В сущности, Поля ещё не решила, морально ли это — заниматься чаепитием в столь ответственные минуты истории, сразу после такого парада, как Струнников отечески уже взял её за руку и повел в красивый пятиэтажный дом, через две соседних улицы. Между прочим, он предупредил Полю, чтобы вела себя повеселей за завтраком и по особым причинам не поминала про убитого Сапожкова. Его ворчливая ласка толкнула Полю на полную откровенность, а чего не успела по дороге, она досказала ему через час за ужасно, до укоров совести вкусной яичницей, уже в присутствии его жены, маленькой, моложавой и с красными, набухшими веками. Какая-то недавняя печаль вселилась к старикам в их просторную, неуютную квартиру. Поля не утаила от них ни одной своей тайны, начиная с недавних огорчений по поводу своего отца и вплоть до едва не осуществленного намерения отказаться от незаслуженного ею счастья с Родионом, — все им дочиста открыла, кроме промокших ног. Её ребячья исповедь, послужившая основой для этой повести, была выслушана старшими без улыбки, — лишь переглядывались время от времени либо опускали глаза снять с колена одинаковую у обоих надоедную пушинку.
— Вот таким-то образом я и отбилась окончательно oт жизни, — заключила Поля свой рассказ.
Тогда же было спрошено у Поли, какими средствами рассчитывает она реализовать свою похвальную в общем неприязнь к старому миру, но теперь вопрос уже не застал её врасплох. Учитывая прежние промахи в военкомате и у Сапожкова, она несколько порасширила круг своих возможностей, чтобы было из чего выбирать: в Струнникове с первого взгляда угадывался влиятельный начальник. По её признанию, она вполне сгодилась бы подкладывать мины под вражеские эшелоны или делать что-нибудь другое с опасностью для жизни, а если потребуется, даже работать в одном из истребительных батальонов, о назначении которых догадывалась понаслышке, — лишь бы, как она выразилась, отомстить за поругание человеческой мечты.
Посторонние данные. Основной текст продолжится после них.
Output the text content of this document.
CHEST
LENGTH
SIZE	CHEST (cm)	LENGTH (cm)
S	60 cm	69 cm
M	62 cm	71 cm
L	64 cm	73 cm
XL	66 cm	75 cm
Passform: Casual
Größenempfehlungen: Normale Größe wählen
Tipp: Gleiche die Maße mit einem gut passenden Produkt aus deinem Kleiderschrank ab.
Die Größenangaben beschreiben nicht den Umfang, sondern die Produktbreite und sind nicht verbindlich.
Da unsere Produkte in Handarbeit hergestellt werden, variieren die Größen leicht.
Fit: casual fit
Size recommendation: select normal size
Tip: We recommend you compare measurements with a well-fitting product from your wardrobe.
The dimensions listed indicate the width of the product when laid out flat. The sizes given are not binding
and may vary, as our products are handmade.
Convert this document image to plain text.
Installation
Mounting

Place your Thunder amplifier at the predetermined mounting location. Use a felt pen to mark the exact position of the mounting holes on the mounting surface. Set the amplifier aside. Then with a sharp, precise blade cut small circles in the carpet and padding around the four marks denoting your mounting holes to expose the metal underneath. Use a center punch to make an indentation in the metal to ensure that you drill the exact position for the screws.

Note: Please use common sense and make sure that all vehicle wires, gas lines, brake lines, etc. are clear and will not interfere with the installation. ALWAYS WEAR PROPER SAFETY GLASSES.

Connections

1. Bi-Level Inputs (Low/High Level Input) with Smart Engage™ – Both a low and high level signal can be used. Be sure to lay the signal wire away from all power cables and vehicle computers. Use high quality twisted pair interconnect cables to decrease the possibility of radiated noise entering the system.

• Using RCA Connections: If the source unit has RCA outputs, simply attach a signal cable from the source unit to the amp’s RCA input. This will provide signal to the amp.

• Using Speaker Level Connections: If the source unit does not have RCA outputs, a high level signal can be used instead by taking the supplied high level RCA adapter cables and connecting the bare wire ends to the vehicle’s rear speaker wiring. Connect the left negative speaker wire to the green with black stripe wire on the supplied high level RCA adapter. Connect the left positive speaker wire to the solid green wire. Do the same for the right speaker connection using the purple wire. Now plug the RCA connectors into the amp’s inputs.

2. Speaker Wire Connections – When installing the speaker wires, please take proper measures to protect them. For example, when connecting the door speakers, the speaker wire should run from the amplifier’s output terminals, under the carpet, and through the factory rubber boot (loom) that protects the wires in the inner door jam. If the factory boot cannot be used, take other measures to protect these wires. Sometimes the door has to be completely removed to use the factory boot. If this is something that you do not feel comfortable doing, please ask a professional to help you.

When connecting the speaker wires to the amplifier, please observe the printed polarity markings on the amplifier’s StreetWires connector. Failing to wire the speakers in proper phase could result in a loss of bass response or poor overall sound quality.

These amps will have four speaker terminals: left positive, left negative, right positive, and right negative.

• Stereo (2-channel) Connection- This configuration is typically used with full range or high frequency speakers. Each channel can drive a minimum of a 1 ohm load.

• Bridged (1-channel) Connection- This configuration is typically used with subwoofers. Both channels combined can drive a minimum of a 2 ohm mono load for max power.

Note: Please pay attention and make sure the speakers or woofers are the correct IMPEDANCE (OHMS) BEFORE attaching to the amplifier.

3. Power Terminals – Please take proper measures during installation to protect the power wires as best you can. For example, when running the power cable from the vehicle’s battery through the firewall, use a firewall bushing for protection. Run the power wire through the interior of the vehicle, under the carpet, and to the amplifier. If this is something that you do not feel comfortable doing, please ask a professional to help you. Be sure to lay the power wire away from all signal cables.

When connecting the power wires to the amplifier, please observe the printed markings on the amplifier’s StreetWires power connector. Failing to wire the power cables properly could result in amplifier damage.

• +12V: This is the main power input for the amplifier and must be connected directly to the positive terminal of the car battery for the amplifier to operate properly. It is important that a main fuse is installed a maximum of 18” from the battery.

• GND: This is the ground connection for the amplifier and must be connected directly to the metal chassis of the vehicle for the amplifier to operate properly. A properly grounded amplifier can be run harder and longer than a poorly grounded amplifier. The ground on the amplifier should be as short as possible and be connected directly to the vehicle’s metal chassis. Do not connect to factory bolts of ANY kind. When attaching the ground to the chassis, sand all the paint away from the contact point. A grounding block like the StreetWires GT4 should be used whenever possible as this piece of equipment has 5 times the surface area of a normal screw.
— И вы не смотрите, что я росточком не удалась или там обтрепалась немножко, — торопилась она от робости. — А если чего не умею — подучусь: вон даже медведей по проволоке ходить научают!
Струнников сказал на это, что, как хирург, он далек от перечисленных специальностей, и сердце Полино сперва упало... но как раз в тот месяц он формировал свой госпиталь и нуждался в дельных, со средним образованием девчатах. Поля слушала его, томясь от неуверенной пока надежды, что, может быть, теперь-то и вынесет былинку на стрежень набежавшая струя.
— Все ваши родные в Москве?..
— Кроме матери, которую фронт отрезал там, на Енге. Мы с мамой врозь жили от отца.
— Что же, отец бросил вас?
— Нет, мы сами уехали с мамой... Не то чтобы у нее характер тяжелый был, а просто вся она в меня, мнительная... ну, насчет совести! — И выдержала пристальный взгляд старика.
Показания складывались в Полину пользу; несомненно, помогая матери в летние месяцы, девочка пригляделась к больничному быту, а пропуск на Красную площадь в такое утро служил добротней иной рекомендации; кроме того, Струнников редко ошибался в диагнозах и знал лекарства от всех болезней на свете.
— Но сразу договоримся: меланхолии да грязи в заведении у себя не потерплю. Мне девчата веселые, быстрей ртути нужны... — предупредил он после такого же длинного разговора при второй встрече, — у меня в аптеке самый главный витамин — смех.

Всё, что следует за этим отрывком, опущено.